The default rate-limiting backend is thread-safe, and persistent across application restarts. If you have a larger application running from multiple processes, you will need an additional locking mechanism to make sure these processes don’t conflict with each other. This is available with pyrate_limter.FileLockSQLiteBucket, which can be passed as the session’s bucket_class:

>>> from pyinaturalist import ClientSession
>>> from pyrate_limter import FileLockSQLiteBucket
>>> session = ClientSession(bucket_class=FileLockSQLiteBucket)

This requires installing one additional dependency, py-filelock:

pip install filelock

Logging#

You can configure logging for pyinaturalist using the standard Python logging module, for example with logging.basicConfig():

>>> import logging
>>> logging.basicConfig()
>>> logging.getLogger('pyinaturalist').setLevel('INFO')

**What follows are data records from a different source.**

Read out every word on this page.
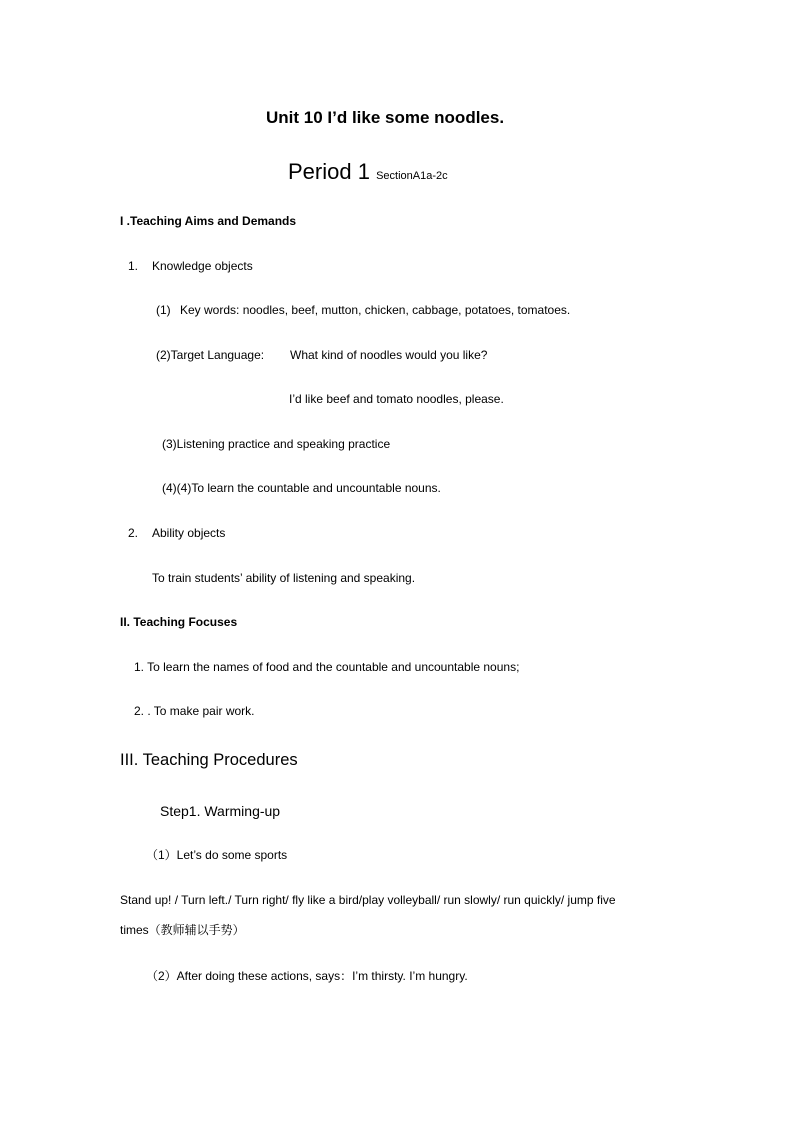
Unit 10 I’d like some noodles.
Period 1 SectionA1a-2c
I .Teaching Aims and Demands
1. Knowledge objects
(1) Key words: noodles, beef, mutton, chicken, cabbage, potatoes, tomatoes.
(2)Target Language: What kind of noodles would you like?
I’d like beef and tomato noodles, please.
(3)Listening practice and speaking practice
(4)(4)To learn the countable and uncountable nouns.
2. Ability objects
To train students’ ability of listening and speaking.
II. Teaching Focuses
1. To learn the names of food and the countable and uncountable nouns;
2. . To make pair work.
III. Teaching Procedures
Step1. Warming-up
（1）Let’s do some sports
Stand up! / Turn left./ Turn right/ fly like a bird/play volleyball/ run slowly/ run quickly/ jump five
times（教师辅以手势）
（2）After doing these actions, says：I’m thirsty. I’m hungry.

For convenience, an enable_logging() function is included that will apply some recommended settings, including colorized output (if viewed in a terminal) and better traceback formatting, using the rich library.

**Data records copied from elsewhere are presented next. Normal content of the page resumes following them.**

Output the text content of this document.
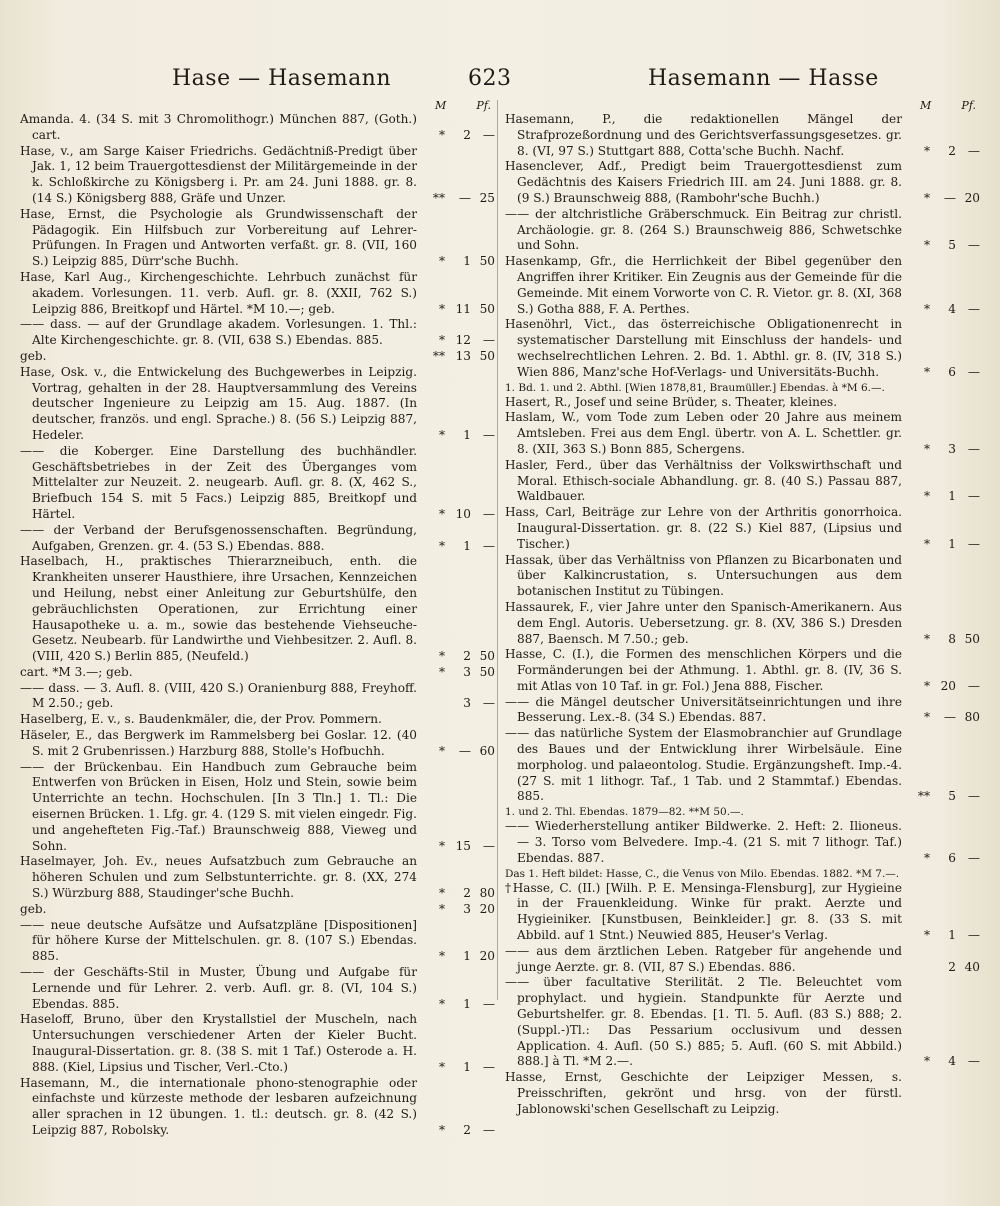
Hase — Hasemann	623	Hasemann — Hasse
M	Pf.
Amanda. 4. (34 S. mit 3 Chromolithogr.) München 887, (Goth.) cart.	*	2 —
Hase, v., am Sarge Kaiser Friedrichs. Gedächtniß-Predigt über Jak. 1, 12 beim Trauergottesdienst der Militärgemeinde in der k. Schloßkirche zu Königsberg i. Pr. am 24. Juni 1888. gr. 8. (14 S.) Königsberg 888, Gräfe und Unzer.	**	— 25
Hase, Ernst, die Psychologie als Grundwissenschaft der Pädagogik. Ein Hilfsbuch zur Vorbereitung auf Lehrer-Prüfungen. In Fragen und Antworten verfaßt. gr. 8. (VII, 160 S.) Leipzig 885, Dürr'sche Buchh.	*	1 50
Hase, Karl Aug., Kirchengeschichte. Lehrbuch zunächst für akadem. Vorlesungen. 11. verb. Aufl. gr. 8. (XXII, 762 S.) Leipzig 886, Breitkopf und Härtel. *M 10.—; geb.	* 11 50
—— dass. — auf der Grundlage akadem. Vorlesungen. 1. Thl.: Alte Kirchengeschichte. gr. 8. (VII, 638 S.) Ebendas. 885.	* 12 —
geb.	** 13 50
Hase, Osk. v., die Entwickelung des Buchgewerbes in Leipzig. Vortrag, gehalten in der 28. Hauptversammlung des Vereins deutscher Ingenieure zu Leipzig am 15. Aug. 1887. (In deutscher, französ. und engl. Sprache.) 8. (56 S.) Leipzig 887, Hedeler.	*	1 —
—— die Koberger. Eine Darstellung des buchhändler. Geschäftsbetriebes in der Zeit des Überganges vom Mittelalter zur Neuzeit. 2. neugearb. Aufl. gr. 8. (X, 462 S., Briefbuch 154 S. mit 5 Facs.) Leipzig 885, Breitkopf und Härtel.	* 10 —
—— der Verband der Berufsgenossenschaften. Begründung, Aufgaben, Grenzen. gr. 4. (53 S.) Ebendas. 888.	*	1 —
Haselbach, H., praktisches Thierarzneibuch, enth. die Krankheiten unserer Hausthiere, ihre Ursachen, Kennzeichen und Heilung, nebst einer Anleitung zur Geburtshülfe, den gebräuchlichsten Operationen, zur Errichtung einer Hausapotheke u. a. m., sowie das bestehende Viehseuche-Gesetz. Neubearb. für Landwirthe und Viehbesitzer. 2. Aufl. 8. (VIII, 420 S.) Berlin 885, (Neufeld.)	*	2 50
cart. *M 3.—; geb.	*	3 50
—— dass. — 3. Aufl. 8. (VIII, 420 S.) Oranienburg 888, Freyhoff. M 2.50.; geb.	3 —
Haselberg, E. v., s. Baudenkmäler, die, der Prov. Pommern.
Häseler, E., das Bergwerk im Rammelsberg bei Goslar. 12. (40 S. mit 2 Grubenrissen.) Harzburg 888, Stolle's Hofbuchh.	*	— 60
—— der Brückenbau. Ein Handbuch zum Gebrauche beim Entwerfen von Brücken in Eisen, Holz und Stein, sowie beim Unterrichte an techn. Hochschulen. [In 3 Tln.] 1. Tl.: Die eisernen Brücken. 1. Lfg. gr. 4. (129 S. mit vielen eingedr. Fig. und angehefteten Fig.-Taf.) Braunschweig 888, Vieweg und Sohn.	* 15 —
Haselmayer, Joh. Ev., neues Aufsatzbuch zum Gebrauche an höheren Schulen und zum Selbstunterrichte. gr. 8. (XX, 274 S.) Würzburg 888, Staudinger'sche Buchh.	*	2 80
geb.	*	3 20
—— neue deutsche Aufsätze und Aufsatzpläne [Dispositionen] für höhere Kurse der Mittelschulen. gr. 8. (107 S.) Ebendas. 885.	*	1 20
—— der Geschäfts-Stil in Muster, Übung und Aufgabe für Lernende und für Lehrer. 2. verb. Aufl. gr. 8. (VI, 104 S.) Ebendas. 885.	*	1 —
Haseloff, Bruno, über den Krystallstiel der Muscheln, nach Untersuchungen verschiedener Arten der Kieler Bucht. Inaugural-Dissertation. gr. 8. (38 S. mit 1 Taf.) Osterode a. H. 888. (Kiel, Lipsius und Tischer, Verl.-Cto.)	*	1 —
Hasemann, M., die internationale phono-stenographie oder einfachste und kürzeste methode der lesbaren aufzeichnung aller sprachen in 12 übungen. 1. tl.: deutsch. gr. 8. (42 S.) Leipzig 887, Robolsky.	*	2 —
M	Pf.
Hasemann, P., die redaktionellen Mängel der Strafprozeßordnung und des Gerichtsverfassungsgesetzes. gr. 8. (VI, 97 S.) Stuttgart 888, Cotta'sche Buchh. Nachf.	*	2 —
Hasenclever, Adf., Predigt beim Trauergottesdienst zum Gedächtnis des Kaisers Friedrich III. am 24. Juni 1888. gr. 8. (9 S.) Braunschweig 888, (Rambohr'sche Buchh.)	*	— 20
—— der altchristliche Gräberschmuck. Ein Beitrag zur christl. Archäologie. gr. 8. (264 S.) Braunschweig 886, Schwetschke und Sohn.	*	5 —
Hasenkamp, Gfr., die Herrlichkeit der Bibel gegenüber den Angriffen ihrer Kritiker. Ein Zeugnis aus der Gemeinde für die Gemeinde. Mit einem Vorworte von C. R. Vietor. gr. 8. (XI, 368 S.) Gotha 888, F. A. Perthes.	*	4 —
Hasenöhrl, Vict., das österreichische Obligationenrecht in systematischer Darstellung mit Einschluss der handels- und wechselrechtlichen Lehren. 2. Bd. 1. Abthl. gr. 8. (IV, 318 S.) Wien 886, Manz'sche Hof-Verlags- und Universitäts-Buchh.	*	6 —
1. Bd. 1. und 2. Abthl. [Wien 1878,81, Braumüller.] Ebendas. à *M 6.—.
Hasert, R., Josef und seine Brüder, s. Theater, kleines.
Haslam, W., vom Tode zum Leben oder 20 Jahre aus meinem Amtsleben. Frei aus dem Engl. übertr. von A. L. Schettler. gr. 8. (XII, 363 S.) Bonn 885, Schergens.	*	3 —
Hasler, Ferd., über das Verhältniss der Volkswirthschaft und Moral. Ethisch-sociale Abhandlung. gr. 8. (40 S.) Passau 887, Waldbauer.	*	1 —
Hass, Carl, Beiträge zur Lehre von der Arthritis gonorrhoica. Inaugural-Dissertation. gr. 8. (22 S.) Kiel 887, (Lipsius und Tischer.)	*	1 —
Hassak, über das Verhältniss von Pflanzen zu Bicarbonaten und über Kalkincrustation, s. Untersuchungen aus dem botanischen Institut zu Tübingen.
Hassaurek, F., vier Jahre unter den Spanisch-Amerikanern. Aus dem Engl. Autoris. Uebersetzung. gr. 8. (XV, 386 S.) Dresden 887, Baensch. M 7.50.; geb.	*	8 50
Hasse, C. (I.), die Formen des menschlichen Körpers und die Formänderungen bei der Athmung. 1. Abthl. gr. 8. (IV, 36 S. mit Atlas von 10 Taf. in gr. Fol.) Jena 888, Fischer.	* 20 —
—— die Mängel deutscher Universitätseinrichtungen und ihre Besserung. Lex.-8. (34 S.) Ebendas. 887.	*	— 80
—— das natürliche System der Elasmobranchier auf Grundlage des Baues und der Entwicklung ihrer Wirbelsäule. Eine morpholog. und palaeontolog. Studie. Ergänzungsheft. Imp.-4. (27 S. mit 1 lithogr. Taf., 1 Tab. und 2 Stammtaf.) Ebendas. 885.	**	5 —
1. und 2. Thl. Ebendas. 1879—82. **M 50.—.
—— Wiederherstellung antiker Bildwerke. 2. Heft: 2. Ilioneus. — 3. Torso vom Belvedere. Imp.-4. (21 S. mit 7 lithogr. Taf.) Ebendas. 887.	*	6 —
Das 1. Heft bildet: Hasse, C., die Venus von Milo. Ebendas. 1882. *M 7.—.
†Hasse, C. (II.) [Wilh. P. E. Mensinga-Flensburg], zur Hygieine in der Frauenkleidung. Winke für prakt. Aerzte und Hygieiniker. [Kunstbusen, Beinkleider.] gr. 8. (33 S. mit Abbild. auf 1 Stnt.) Neuwied 885, Heuser's Verlag.	*	1 —
—— aus dem ärztlichen Leben. Ratgeber für angehende und junge Aerzte. gr. 8. (VII, 87 S.) Ebendas. 886.	2 40
—— über facultative Sterilität. 2 Tle. Beleuchtet vom prophylact. und hygiein. Standpunkte für Aerzte und Geburtshelfer. gr. 8. Ebendas. [1. Tl. 5. Aufl. (83 S.) 888; 2. (Suppl.-)Tl.: Das Pessarium occlusivum und dessen Application. 4. Aufl. (50 S.) 885; 5. Aufl. (60 S. mit Abbild.) 888.] à Tl. *M 2.—.	*	4 —
Hasse, Ernst, Geschichte der Leipziger Messen, s. Preisschriften, gekrönt und hrsg. von der fürstl. Jablonowski'schen Gesellschaft zu Leipzig.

>>> from pyinaturalist import enable_logging
>>> enable_logging()

Dry-run mode#

While developing and testing, it can be useful to temporarily mock out HTTP requests, especially requests that add, modify, or delete real data. Pyinaturalist has some settings to make this easier.

Dry-run individual requests#

All API request functions take an optional dry_run argument. When set to True, requests will not be sent but will be logged instead.

Note

You must enable at least INFO-level logging to see the logged request info

>>> from pyinaturalist import get_taxa
>>> get_taxa(q='warbler', locale=1, dry_run=True)
{'results': [], 'total_results': 0}
[07-26 18:55:50] INFO  Request: GET https://api.inaturalist.org/v1/taxa?q=warbler&locale=1
User-Agent: pyinaturalist/0.15.0
Accept: application/json

Dry-run all requests#

To enable dry-run mode for all requests, set the DRY_RUN_ENABLED environment variable:

>>> import os
>>> os.environ['DRY_RUN_ENABLED'] = 'true'
export DRY_RUN_ENABLED=true
set DRY_RUN_ENABLED="true"
$Env:DRY_RUN_ENABLED="true"

Dry-run only write requests#

If you would like to send real GET requests but mock out any requests that modify data (POST, PUT, and DELETE), you can use the DRY_RUN_WRITE_ONLY variable instead:

>>> import os
>>> os.environ['DRY_RUN_WRITE_ONLY'] = 'true'
export DRY_RUN_WRITE_ONLY=true
set DRY_RUN_WRITE_ONLY="true"
$Env:DRY_RUN_WRITE_ONLY="true"

User Agent#

If you’re using the API as part of a project or application, it’s good practice to add that info to the user-agent. You can optionally set this on the session object used to make requests:

>>> from pyinaturalist import ClientSession
>>> session = ClientSession(user_agent='my_app/1.0.0')